F-35 Muncul Perdana di Pameran Dirgantara Australia


Perdana Menteri Australia, Malcolm Turnbull, resmi menyambut datangnya jet tempur canggih ‘Joint Strike Fighter’ (JSF) ke Australia, di saat studi baru yang didanai pemerintah memprediksi bahwa program kontroversial ini bisa menciptakan hingga 5.000 lapangan pekerjaan.

Setelah bertahun-tahun penundaan dan kontroversi, pesawat jet F-35 pertama Australia ini muncul pertama kali di hadapan publik dalam Pameran Dirgantara Avalon, tempat di mana para penggemar pesawat bisa melihat dari dekat jet tempur generasi kelima ini.
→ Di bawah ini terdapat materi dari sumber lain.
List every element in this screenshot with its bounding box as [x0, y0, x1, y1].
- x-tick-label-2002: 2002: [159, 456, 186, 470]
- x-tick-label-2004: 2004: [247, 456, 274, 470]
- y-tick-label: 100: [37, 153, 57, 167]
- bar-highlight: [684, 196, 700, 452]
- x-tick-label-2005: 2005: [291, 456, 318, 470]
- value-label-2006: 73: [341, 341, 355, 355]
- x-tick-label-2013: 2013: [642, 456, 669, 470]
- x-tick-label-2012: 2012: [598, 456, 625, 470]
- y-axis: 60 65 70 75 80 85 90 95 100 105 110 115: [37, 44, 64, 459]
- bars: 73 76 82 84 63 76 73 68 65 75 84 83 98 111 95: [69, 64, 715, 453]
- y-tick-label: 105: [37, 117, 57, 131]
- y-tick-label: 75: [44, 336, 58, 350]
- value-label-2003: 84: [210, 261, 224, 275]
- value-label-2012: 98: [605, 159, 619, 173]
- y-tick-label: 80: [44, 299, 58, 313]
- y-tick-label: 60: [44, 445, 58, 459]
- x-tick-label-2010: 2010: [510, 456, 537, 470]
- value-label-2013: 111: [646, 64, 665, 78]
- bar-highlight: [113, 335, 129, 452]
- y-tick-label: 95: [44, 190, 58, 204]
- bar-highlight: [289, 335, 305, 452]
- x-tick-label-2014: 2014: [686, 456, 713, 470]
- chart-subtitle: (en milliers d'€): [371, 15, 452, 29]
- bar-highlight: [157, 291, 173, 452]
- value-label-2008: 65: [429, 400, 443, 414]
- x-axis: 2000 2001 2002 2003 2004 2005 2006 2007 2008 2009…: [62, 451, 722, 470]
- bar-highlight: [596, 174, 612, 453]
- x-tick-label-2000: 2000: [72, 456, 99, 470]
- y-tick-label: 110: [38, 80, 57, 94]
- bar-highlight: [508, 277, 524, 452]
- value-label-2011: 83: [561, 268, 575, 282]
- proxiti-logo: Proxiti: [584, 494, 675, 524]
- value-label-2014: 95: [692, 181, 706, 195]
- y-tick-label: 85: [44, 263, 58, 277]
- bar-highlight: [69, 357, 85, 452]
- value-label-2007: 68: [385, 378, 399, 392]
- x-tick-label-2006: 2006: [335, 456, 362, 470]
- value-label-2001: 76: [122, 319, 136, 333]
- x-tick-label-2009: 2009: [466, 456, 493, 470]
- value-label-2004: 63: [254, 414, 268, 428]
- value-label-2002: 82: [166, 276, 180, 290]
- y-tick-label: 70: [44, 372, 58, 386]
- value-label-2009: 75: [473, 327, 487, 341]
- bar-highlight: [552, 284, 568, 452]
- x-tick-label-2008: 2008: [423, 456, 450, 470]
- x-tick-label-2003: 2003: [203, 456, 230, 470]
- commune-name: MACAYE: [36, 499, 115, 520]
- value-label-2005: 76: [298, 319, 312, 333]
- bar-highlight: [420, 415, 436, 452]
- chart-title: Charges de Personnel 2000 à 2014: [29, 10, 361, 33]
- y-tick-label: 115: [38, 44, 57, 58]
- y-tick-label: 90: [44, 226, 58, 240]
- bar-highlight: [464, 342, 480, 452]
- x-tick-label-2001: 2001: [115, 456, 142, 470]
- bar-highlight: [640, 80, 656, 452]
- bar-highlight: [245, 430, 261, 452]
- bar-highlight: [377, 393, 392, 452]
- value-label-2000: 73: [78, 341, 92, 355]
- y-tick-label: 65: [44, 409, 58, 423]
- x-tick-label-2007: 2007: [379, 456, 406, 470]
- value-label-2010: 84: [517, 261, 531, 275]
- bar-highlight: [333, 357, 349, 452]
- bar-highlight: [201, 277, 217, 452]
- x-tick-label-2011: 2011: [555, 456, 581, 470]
Dua pesawat JFS saat ini ditempatkan di lapangan udara Luke Air Force Base di Amerika Serikat, namun diterbangkan untuk pertama kalinya ke Australia oleh pilot Angkatan Udara Australia (RAAF) pada hari Senin (27/2/2017).

Kemunculan perdana mereka di Australia terjadi 15 tahun setelah Pemerintah Federal Australia pertama kali mengumumkan bahwa negaranya akan berpartisipasi dalam “pengembangan sistem dan tahap demonstrasi” dari program pesawat JFS Lockheed Martin yang dipimpin AS.
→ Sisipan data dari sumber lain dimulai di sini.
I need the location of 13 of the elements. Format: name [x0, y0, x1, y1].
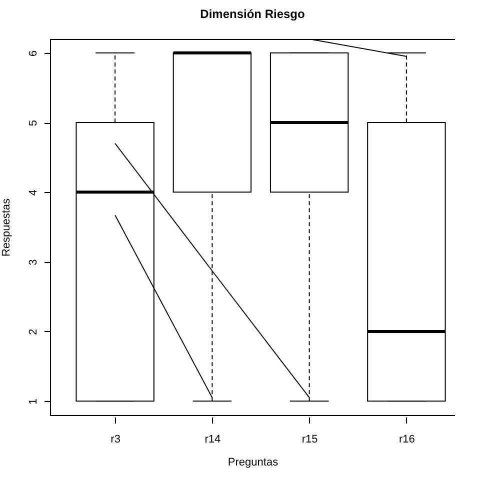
chart-title: Dimensión Riesgo [200, 7, 305, 21]
y-tick-label: 3 [28, 259, 40, 266]
y-tick-label: 2 [28, 328, 40, 336]
x-axis-title: Preguntas [228, 456, 279, 468]
y-tick-label: 6 [28, 50, 40, 56]
y-tick-label: 1 [28, 398, 40, 405]
y-axis-title: Respuestas [0, 198, 12, 257]
x-tick-label: r14 [204, 434, 221, 446]
x-tick-label: r15 [302, 434, 318, 446]
y-tick-label: 5 [28, 120, 40, 126]
x-tick-label: r16 [398, 434, 415, 446]
y-tick-label: 4 [28, 190, 40, 196]
x-tick-label: r3 [110, 434, 120, 446]
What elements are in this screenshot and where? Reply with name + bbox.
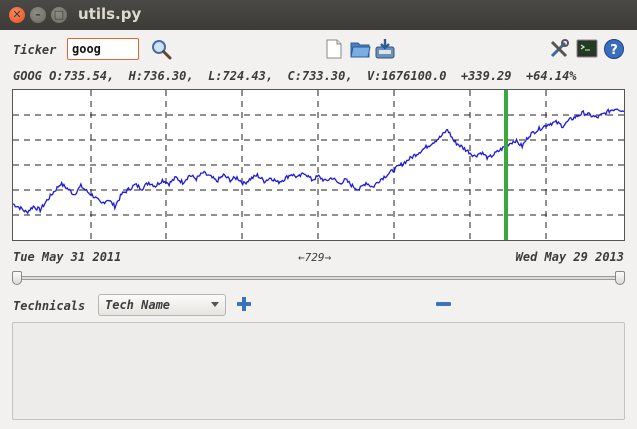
remove-technical-button[interactable] xyxy=(436,302,451,306)
range-days: ←729→ xyxy=(298,251,332,264)
help-icon[interactable]: ? xyxy=(603,38,625,60)
price-series-line xyxy=(12,108,625,215)
range-slider-start-handle[interactable] xyxy=(12,271,22,285)
quote-stats: GOOG O:735.54, H:736.30, L:724.43, C:733… xyxy=(13,69,577,83)
range-start-date: Tue May 31 2011 xyxy=(13,250,122,264)
technical-select[interactable]: Tech Name xyxy=(98,294,226,316)
title-bar: ✕ – □ utils.py xyxy=(0,0,637,30)
maximize-window-button[interactable]: □ xyxy=(51,7,67,23)
price-chart[interactable] xyxy=(12,89,625,241)
new-file-icon[interactable] xyxy=(323,38,345,60)
close-window-button[interactable]: ✕ xyxy=(9,7,25,23)
ticker-input[interactable]: goog xyxy=(67,38,139,60)
technicals-label: Technicals xyxy=(13,299,86,313)
chevron-down-icon xyxy=(211,302,219,307)
ticker-label: Ticker xyxy=(13,43,57,57)
open-folder-icon[interactable] xyxy=(349,38,371,60)
window-title: utils.py xyxy=(78,5,142,23)
svg-text:?: ? xyxy=(610,43,618,58)
save-icon[interactable] xyxy=(374,38,396,60)
technical-select-value: Tech Name xyxy=(105,298,171,312)
search-icon[interactable] xyxy=(150,38,172,60)
chart-canvas xyxy=(12,90,625,240)
technicals-panel xyxy=(12,322,625,420)
terminal-icon[interactable] xyxy=(576,38,598,60)
minimize-window-button[interactable]: – xyxy=(30,7,46,23)
range-slider-track[interactable] xyxy=(14,276,624,280)
range-end-date: Wed May 29 2013 xyxy=(515,250,624,264)
add-technical-button[interactable] xyxy=(236,296,252,312)
tools-icon[interactable] xyxy=(548,38,570,60)
range-slider-end-handle[interactable] xyxy=(615,271,625,285)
Pada hari Jumat (3/3/2017) pagi, sejumlah pejabat tinggi Australia termasuk PM Turnbull, Menteri Pertahanan Marise Payne, Menteri Industri Pertahanan Christopher Pyne dan CEO Lockheed Martin Marillyn Hewson terlibat dalam penyambutan jet F-35 di Australia.

PM Turnbull memuji teknologi Pertahanan Australia yang digunakan untuk membuat pesawat JFS ini.

“Ini adalah contoh bagaimana rencana industri pertahanan kita tak hanya mengamankan Angkatan Udara dan Angkatan Darat serta Angkatan Laut kita dengan kemampuan yang mereka butuhkan untuk menjaga kita tetap aman di abad ke-21,” utara PM Turnbull.

“Tapi ini juga mendorong industri manufaktur yang maju, lapangan pekerjaan, dan teknologi canggih yang perlu dipastikan warga Australia agar anak-anak dan cucu-cucu kita memiliki peluang di masa mendatang,” lanjutnya.

F-35 MAMPU JALANKAN MISI YANG DULU DI LUAR JANGKAUAN

Menteri Pertahanan Australia, Marise Payne, mengatakan, jet F-35 adalah sebuah “revolusi” bagi RAAF.

“Pesawat jet ini akan memberi angkatan udara dengan kemampuan untuk menjalankan misi pertempuran udara yang sebelumnya di luar jangkauan kita. Bahkan, tak terlalu lama, yang sebelumnya di luar imajinasi kita,” kata Menteri Payne.

“Jet F-35 ini punya kemampuan siluman, yang benar-benar dari awal. Tangki bahan bakar, senjata dan sensornya berada di dalam pesawat,” imbuhnya.

Menteri Payne menambahkan, “Mereka bisa berbagi informasi dengan pesawat lain, termasuk Angkatan Darat, Angkatan Laut dan orang-orang dari sekutu kami dan mitra koalisi.”

Firma akuntan PricewaterhouseCoopers telah meneliti dampak ekonomi dari produksi dan program pemeliharaan jet ini dan memprediksi, jumlah pekerjaan yang dihasilkan akan berlipat ganda menjadi 5.000 pada tahun 2023.

Pemerintah Australia sedang bersiap untuk menghabiskan $ 17 miliar (atau setara Rp 170 triliun) untuk 72 pesawat F-35, dengan pengiriman gelombang pertama ke Australia diperkirakan berjalan pada tahun 2018 dan mulai dioperasikan pada tahun 2020.

Pekan ini, kepala program JSF pimpinan AS, yakni Letnan Jenderal Chris Bogdan, mengatakan, Australia akhirnya bisa berharap untuk membayar tiap unit F-35 di bawah $ 106 juta (atau setara Rp1,06 triliun) mengingat biaya produksi pesawat ini terus menurun.